Prevention and quick diagnosis are critical! Here are some things to keep in mind this summer:
1. Wear light-coloured, long-sleeved clothing with pants tucked into socks, when outdoors in tall grasses and wooded areas so that ticks are more visible.
2. DEET is a proven tick repellant. Lemon eucalyptus extract may also be an effective tick repellant and safer for chemically sensitive individuals.
3. If you find a tick attached to your skin, gently remove it with a pair of tweezers (by the head and as close to the skin as possible without squeezing its body), and apply antiseptic to the bite. Do not use heat or chemicals to remove the tick. Secure the tick in a container, zip-lock bag, or tape it to a card, write the date and location of the bite, and take it to public health for Lyme bacteria testing.
4. Public Health advises that infection will not occur if you remove the tick within 20 to 24 hours, though research is conflicting so please check yourself, children, and pets, frequently during outdoor activities, including gardening, hiking, hunting, etc.
5. If you did contract the Lyme bacteria, testing won’t be positive for at least 4 weeks. It is important to receive treatment as soon as possible however, and know that symptoms may appear anywhere from 3 days to several months after the bite.
6. If you develop a rash and are uncertain, take a photo and have a healthcare practitioner look at the rash. If you are regularly exposed to ticks, request that your practitioner biopsy the rash and alert the pathologist to look for the Lyme bacteria (spirochete).
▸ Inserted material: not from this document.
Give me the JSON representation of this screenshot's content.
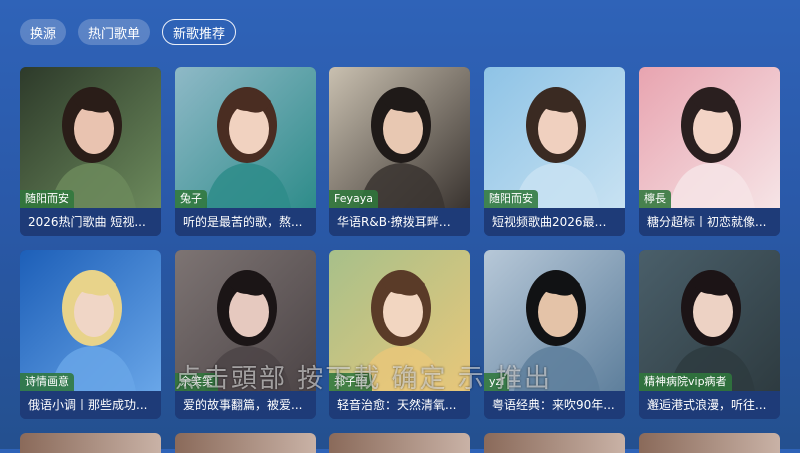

7. Keep your immune system up! Any chronic condition puts significant strain on your immune system so that battling acute infections such as Lyme is more challenging. Work with a health practitioner to understand where your immune imbalances exist and how to support them.
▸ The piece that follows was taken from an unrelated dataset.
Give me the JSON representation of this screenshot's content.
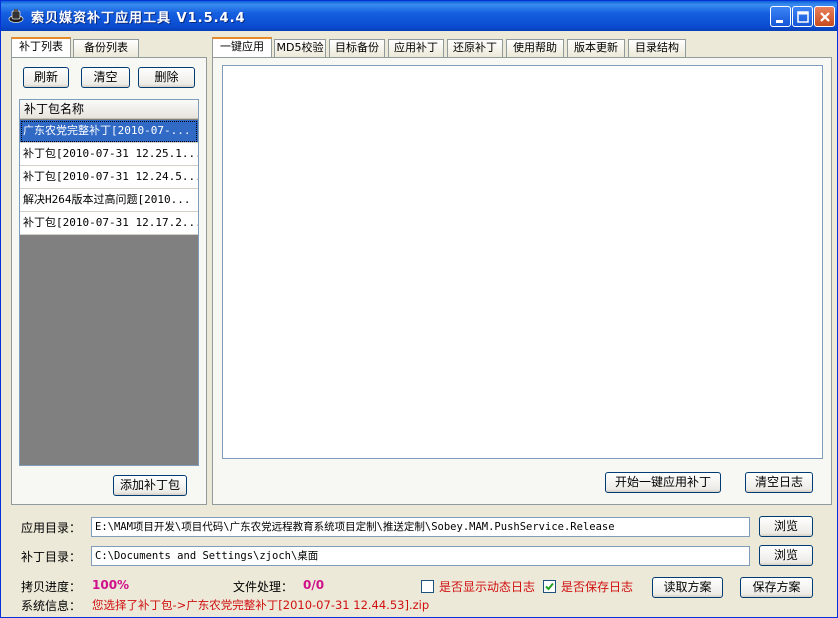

8. If your spouse has ever been diagnosed with Lyme disease and you suspect that you might also have the disease, request a thorough evaluation by a health practitioner. Our Public Health Agency advises that you cannot acquire the infection from human body fluids such as semen, but this has not been proven and many Lyme specialists believe that transmission does in fact occur, so caution is warranted.
9. If you are pregnant or breastfeeding, be particularly watchful as Lyme bacteria can cross the placenta and into breast milk.